Maybe it's because it has such a hard-to-pin-down definition, but "gentrification" certainly gets just about everyone riled up. Is it rich white people moving into a neighborhood and displacing the people who made it what it is? Is it higher rents and new residents willing and able to pay them? Governing magazine (via LA Observed) has come up with its own basic criteria and created an interactive map showing where it believes neighborhoods are truly gentrifying across Los Angeles (and the US). On the map, gentrification is said to have occurred in once-low-income areas where, since 2000, housing values and educational achievement have seen "significant growth."
The map color-codes US Census tracts in LA according to three groups: gentrified (dark blue), not gentrified (light blue), and not eligible to gentrify (gray).
Those considered gentrified had a median household income within the bottom fortieth percentile of all the tracts in 2000, but have seen big increases in housing values and resident education levels since then. Light blue tracts were those that were also in the bottom fortieth percentile in 2000, but haven't see big gains in home values or education levels (though they could in the future, theoretically). Gray sections are those that can't gentrify, usually because they're already solidly middle class or rich.
With all that in mind, this shot of the Westside and parts of South LA (above) shows, not surprisingly, that pretty much the entire western part of Los Angeles is already well-off and won't be able to gentrify, no matter how many Whole Foods go in or yoga studios pop up. The segment of South LA near the Westside has an island of areas that can't gentrify (again, probably because they're already home to fairly well-off, educated people) next to some that could, along with a few that have already gentrified somewhat.

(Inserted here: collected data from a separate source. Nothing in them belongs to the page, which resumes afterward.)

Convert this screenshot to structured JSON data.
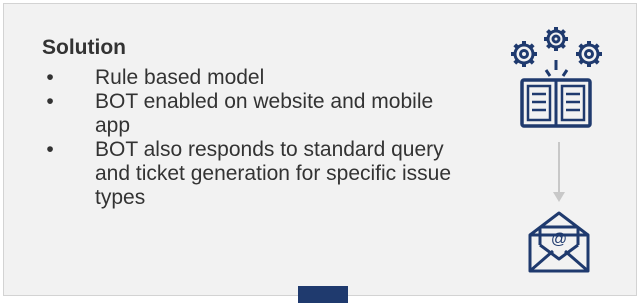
{
  "slide": {
    "heading": "Solution",
    "bullets": [
      {
        "marker": "•",
        "text": "Rule based model"
      },
      {
        "marker": "•",
        "text": "BOT enabled on website and mobile app"
      },
      {
        "marker": "•",
        "text": "BOT also responds to standard query and ticket generation for specific issue types"
      }
    ]
  },
  "icons": {
    "top": "gears-book-icon",
    "bottom": "email-envelope-icon",
    "connector": "arrow-down-icon",
    "email_symbol": "@"
  },
  "colors": {
    "icon": "#1f3a6e",
    "text": "#333333",
    "card_bg": "#f2f2f2",
    "connector": "#c8c8c8"
  }
}
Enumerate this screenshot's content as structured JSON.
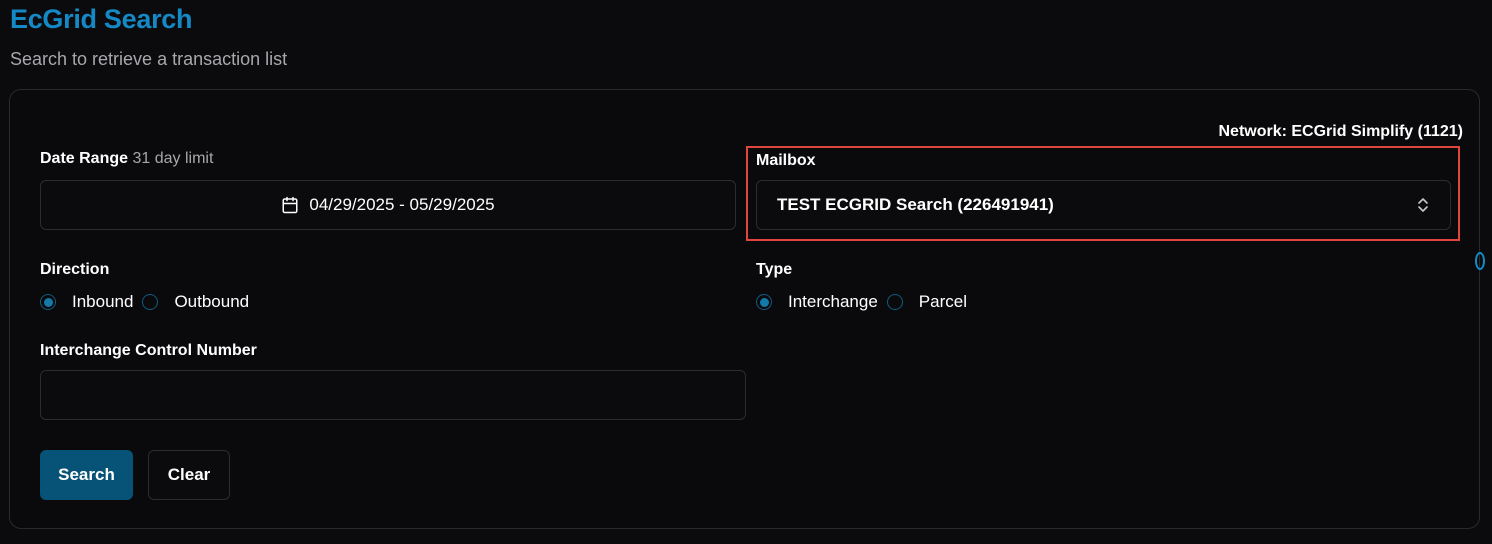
{
  "header": {
    "title": "EcGrid Search",
    "subtitle": "Search to retrieve a transaction list"
  },
  "network": "Network: ECGrid Simplify (1121)",
  "date_range": {
    "label": "Date Range",
    "hint": "31 day limit",
    "value": "04/29/2025 - 05/29/2025",
    "icon": "calendar-icon"
  },
  "mailbox": {
    "label": "Mailbox",
    "selected": "TEST ECGRID Search (226491941)",
    "icon": "chevron-up-down-icon"
  },
  "direction": {
    "label": "Direction",
    "options": [
      "Inbound",
      "Outbound"
    ],
    "selected": "Inbound"
  },
  "type": {
    "label": "Type",
    "options": [
      "Interchange",
      "Parcel"
    ],
    "selected": "Interchange"
  },
  "icn": {
    "label": "Interchange Control Number",
    "value": "",
    "placeholder": ""
  },
  "buttons": {
    "search": "Search",
    "clear": "Clear"
  },
  "colors": {
    "accent": "#1589c6",
    "primary_button": "#075277",
    "highlight": "#e0463e",
    "background": "#0b0b0d"
  }
}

Stick a fork in Downtown because it is done. The Census tract that includes segments of the Financial District, Bunker Hill, the Jewelry District, and South Park doubled in population (easy to imagine when considering all the new construction and conversions to residential since 2000), and saw a 1,365 percent increase in the median housing value since 2000. Over half of residents have Bachelor's degrees; that's up from just 7.3 percent in 2000.
After all the stories about Highland Park's wild real estate ride over the last two years, it's not surprising that a significant portion of it is considered gentrified on this map. (It's had some "help" making the switch.) But the neighborhood still has some light blue, not-gentrified sections. Montecito Heights and parts of Hermon are considered gentrified too. Most of North East LA is grayed out, suggesting that it wasn't even gentrifiable because it was already middle class or higher by 2000.
South LA, with some exceptions in north Hyde Park and Jefferson Park, has mostly not been swept up in this wave of gentrification. And it was a wave: from 1990 to 2000, out of 999 Census tracts, 10 (2.9 percent of all tracts) gentrified. Since the year 2000, 51 tracts (15.1 percent) out of those same 999 have gentrified.
This map is just part of a series on gentrification that Governing is doing. They explore not just the definition of the process, but also its undeniable effects, the staggering increase in housing prices in central areas that makes centrally-located living extremely difficult and unaffordable for most everyone who's not wealthy: "Whatever the root causes of gentrification — and whichever definition of the phenomenon you choose — it's an urban upheaval that will continue to pose challenges for local leaders in the years to come," the magazine concludes.